4. Your Network Is a Superpower
Launching in a space where you have a network changes everything. Our CEO and head of sales personally contacted old colleagues and friends, and those warm intros turned into our first pilots and first paying customers.
It was the same for hiring. Because of the CEO’s reputation in cybersecurity, we brought in people who are normally extremely hard to hire: malware analysts, ethical hackers, credential-leakage specialists, and even industry leaders like Alfonso Muñoz.
This ability to attract top-tier, scarce talent became one of our strongest competitive advantages, giving us capabilities that few organizations in the sector and initial market could match.
6. Fake it Till You Make It
In the early days, everything is uncertain and resources are scarce. You need people who believe the mission justifies the means and are willing to do whatever it takes to achieve the goal. This sometimes means making decisions or taking actions that some might see as ethically gray.

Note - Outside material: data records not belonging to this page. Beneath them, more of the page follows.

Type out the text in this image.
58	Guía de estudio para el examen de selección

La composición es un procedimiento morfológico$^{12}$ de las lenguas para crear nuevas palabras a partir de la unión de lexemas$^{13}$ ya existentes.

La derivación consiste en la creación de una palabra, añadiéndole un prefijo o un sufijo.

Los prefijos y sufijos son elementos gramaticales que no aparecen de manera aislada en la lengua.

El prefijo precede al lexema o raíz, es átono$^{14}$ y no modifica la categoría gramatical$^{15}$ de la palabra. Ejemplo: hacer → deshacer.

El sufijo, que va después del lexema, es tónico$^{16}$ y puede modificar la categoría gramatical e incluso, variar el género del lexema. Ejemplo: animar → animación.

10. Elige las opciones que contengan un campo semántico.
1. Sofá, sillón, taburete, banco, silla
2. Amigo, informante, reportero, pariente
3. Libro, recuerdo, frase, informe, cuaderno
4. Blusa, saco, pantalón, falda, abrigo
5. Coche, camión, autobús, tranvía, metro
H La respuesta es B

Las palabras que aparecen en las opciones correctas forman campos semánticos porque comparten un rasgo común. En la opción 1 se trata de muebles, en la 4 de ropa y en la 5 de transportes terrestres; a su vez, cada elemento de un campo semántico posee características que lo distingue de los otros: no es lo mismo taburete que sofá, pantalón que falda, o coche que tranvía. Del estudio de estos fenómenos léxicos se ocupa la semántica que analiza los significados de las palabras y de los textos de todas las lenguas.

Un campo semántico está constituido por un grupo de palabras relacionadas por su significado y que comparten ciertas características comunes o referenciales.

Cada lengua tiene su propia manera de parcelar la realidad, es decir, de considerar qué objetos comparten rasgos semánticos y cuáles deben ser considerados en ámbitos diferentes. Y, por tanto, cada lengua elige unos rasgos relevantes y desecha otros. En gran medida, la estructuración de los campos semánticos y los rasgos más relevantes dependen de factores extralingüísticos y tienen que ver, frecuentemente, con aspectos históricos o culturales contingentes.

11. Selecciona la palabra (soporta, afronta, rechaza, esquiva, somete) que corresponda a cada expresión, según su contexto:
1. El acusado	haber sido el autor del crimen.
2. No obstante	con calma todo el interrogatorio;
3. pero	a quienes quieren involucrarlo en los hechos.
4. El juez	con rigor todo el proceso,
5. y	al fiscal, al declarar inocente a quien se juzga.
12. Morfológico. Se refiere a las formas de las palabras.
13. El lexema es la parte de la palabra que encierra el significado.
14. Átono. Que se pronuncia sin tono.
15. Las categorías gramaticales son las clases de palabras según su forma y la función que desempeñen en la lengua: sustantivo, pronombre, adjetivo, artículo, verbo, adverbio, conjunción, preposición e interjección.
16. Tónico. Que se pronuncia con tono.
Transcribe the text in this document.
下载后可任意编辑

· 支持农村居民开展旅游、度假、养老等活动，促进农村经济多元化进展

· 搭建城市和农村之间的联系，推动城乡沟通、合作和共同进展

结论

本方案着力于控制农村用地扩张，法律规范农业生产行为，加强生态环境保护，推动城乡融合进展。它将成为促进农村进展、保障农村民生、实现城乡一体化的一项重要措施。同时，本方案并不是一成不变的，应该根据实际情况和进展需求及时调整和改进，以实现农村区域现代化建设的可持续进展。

Not everyone is comfortable with this mindset. Early hires who are not aligned with it often struggle. These gray-area decisions open doors that otherwise wouldn’t exist, and thanks to speed and iteration, most of them quickly turn into real achievements.
7. Less Is More
Because we had significant funding early on, thanks to a founder with a strong track record, we built a lot very fast, including things we didn’t need. Having our own infra person pushed us toward over-engineered solutions and owning infrastructure that should’ve been managed services.
The result was a massive operational backpack that didn't slowed us that much because the team pushed very hard. Focusing on narrower use cases and a simpler, more managed setup would have saved us enormous headaches.
8. Set Standards From Day One
One of our issues was the lack of standardisation. Every developer used their preferred libraries, folder structures, and patterns, which meant we were constantly reinventing the wheel and creating unnecessary friction.
When the new CTO, Jordi Miró, joined, one of his first priorities was to push for shared abstractions and basic engineering standards. This might sound like bureaucracy, but implementing light, flexible foundations early actually accelerates development instead of slowing it.
The later you do it, the harder it becomes to fix.